Erase una vez un pastorcillo que cuidaba las ovejas de todo el
pueblo. Algunos días era agradable permanecer en las colinas y el tiempo
pasaba muy de prisa. Otros, el muchacho se aburría; no había nada que
hacer salvo mirar cómo pastaban las ovejas de la mañana a la noche.
Un día decidió divertirse y se subió sobre un risco que dominaba el pueblo.
-¡Socorro! -gritó lo más fuerte que pudo- ¡Que viene el lobo!
En cuanto los del pueblo oyeron los gritos del pastorcillo, salieron
de sus casas y subieron corriendo a la colina para ayudarle a ahuyentar
al lobo… y lo encontraron desternillándose de risa por la broma que les
había gastado. Enfadados, regresaron al pueblo y el chico, todavía
riendo, volvió de nuevo a apacentar las ovejas.
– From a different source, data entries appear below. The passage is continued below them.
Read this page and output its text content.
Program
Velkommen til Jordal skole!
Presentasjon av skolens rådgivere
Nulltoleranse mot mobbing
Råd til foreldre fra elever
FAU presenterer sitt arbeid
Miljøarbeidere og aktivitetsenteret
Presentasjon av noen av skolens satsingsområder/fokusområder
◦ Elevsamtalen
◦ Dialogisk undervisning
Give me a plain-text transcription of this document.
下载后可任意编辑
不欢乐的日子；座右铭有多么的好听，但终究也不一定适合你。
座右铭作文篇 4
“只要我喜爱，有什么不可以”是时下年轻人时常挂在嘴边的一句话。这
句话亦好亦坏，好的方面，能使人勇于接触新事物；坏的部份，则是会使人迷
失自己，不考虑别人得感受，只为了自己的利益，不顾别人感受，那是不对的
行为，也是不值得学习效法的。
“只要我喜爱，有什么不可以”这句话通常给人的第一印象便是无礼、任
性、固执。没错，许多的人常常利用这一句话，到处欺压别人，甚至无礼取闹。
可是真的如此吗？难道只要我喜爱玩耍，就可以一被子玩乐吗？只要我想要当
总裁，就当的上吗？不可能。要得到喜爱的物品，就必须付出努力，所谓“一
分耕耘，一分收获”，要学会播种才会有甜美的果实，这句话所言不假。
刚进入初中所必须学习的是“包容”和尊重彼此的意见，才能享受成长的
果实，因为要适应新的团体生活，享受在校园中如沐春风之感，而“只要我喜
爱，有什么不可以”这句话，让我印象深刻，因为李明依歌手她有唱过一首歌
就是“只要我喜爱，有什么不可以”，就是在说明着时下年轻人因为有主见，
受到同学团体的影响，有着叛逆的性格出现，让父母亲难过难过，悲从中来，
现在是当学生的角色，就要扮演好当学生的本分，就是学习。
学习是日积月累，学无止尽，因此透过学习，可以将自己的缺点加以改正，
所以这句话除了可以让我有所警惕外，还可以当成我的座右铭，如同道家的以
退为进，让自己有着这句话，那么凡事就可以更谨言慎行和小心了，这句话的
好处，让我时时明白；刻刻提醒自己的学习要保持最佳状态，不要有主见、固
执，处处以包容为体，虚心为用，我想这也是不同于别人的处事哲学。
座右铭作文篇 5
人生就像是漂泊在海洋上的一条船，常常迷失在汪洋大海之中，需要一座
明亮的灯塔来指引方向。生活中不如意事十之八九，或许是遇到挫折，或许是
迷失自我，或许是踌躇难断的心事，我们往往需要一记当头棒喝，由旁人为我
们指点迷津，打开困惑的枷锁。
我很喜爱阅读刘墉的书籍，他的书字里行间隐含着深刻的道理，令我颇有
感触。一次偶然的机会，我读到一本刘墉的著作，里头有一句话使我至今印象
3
Una semana más tarde, el muchacho se aburría de nuevo y subió al risco y gritó:
-¡Socorro! ¡Que viene el lobo!
Otra vez los del pueblo corrieron hasta la colina para ayudarle. De
nuevo lo encontraron riéndose de verles tan colorados y se enfadaron
mucho, pero lo único que podían hacer era soltarle una regañina.
Tres semanas después el muchacho les gastó exactamente la misma
broma, y otra vez un mes después, y de nuevo al cabo de unas pocas
semanas.
-¡Socorro! -gritaba- ¡Que viene el lobo!
Los buenos vecinos siempre se encontraban al pastorcillo riéndose a carcajada limpia por la broma que les había gastado.
Pero… un día de invierno, a la caída de la tarde, mientras el
muchacho reunía las ovejas para regresar con ellas a casa, un lobo de
verdad se acercó acechando al rebaño.
El pastorcillo se quedó aterrado. El lobo parecía enorme a la luz del
crepúsculo y el chico sólo tenía su cayado para defenderse. Corrió
hasta el risco y gritó:
-¡Socorro! ¡Que viene el lobo y devora las ovejas!
Pero nadie en el pueblo salió para ayudar al muchacho, porque nadie cree a un mentiroso, aunque alguna vez diga la verdad.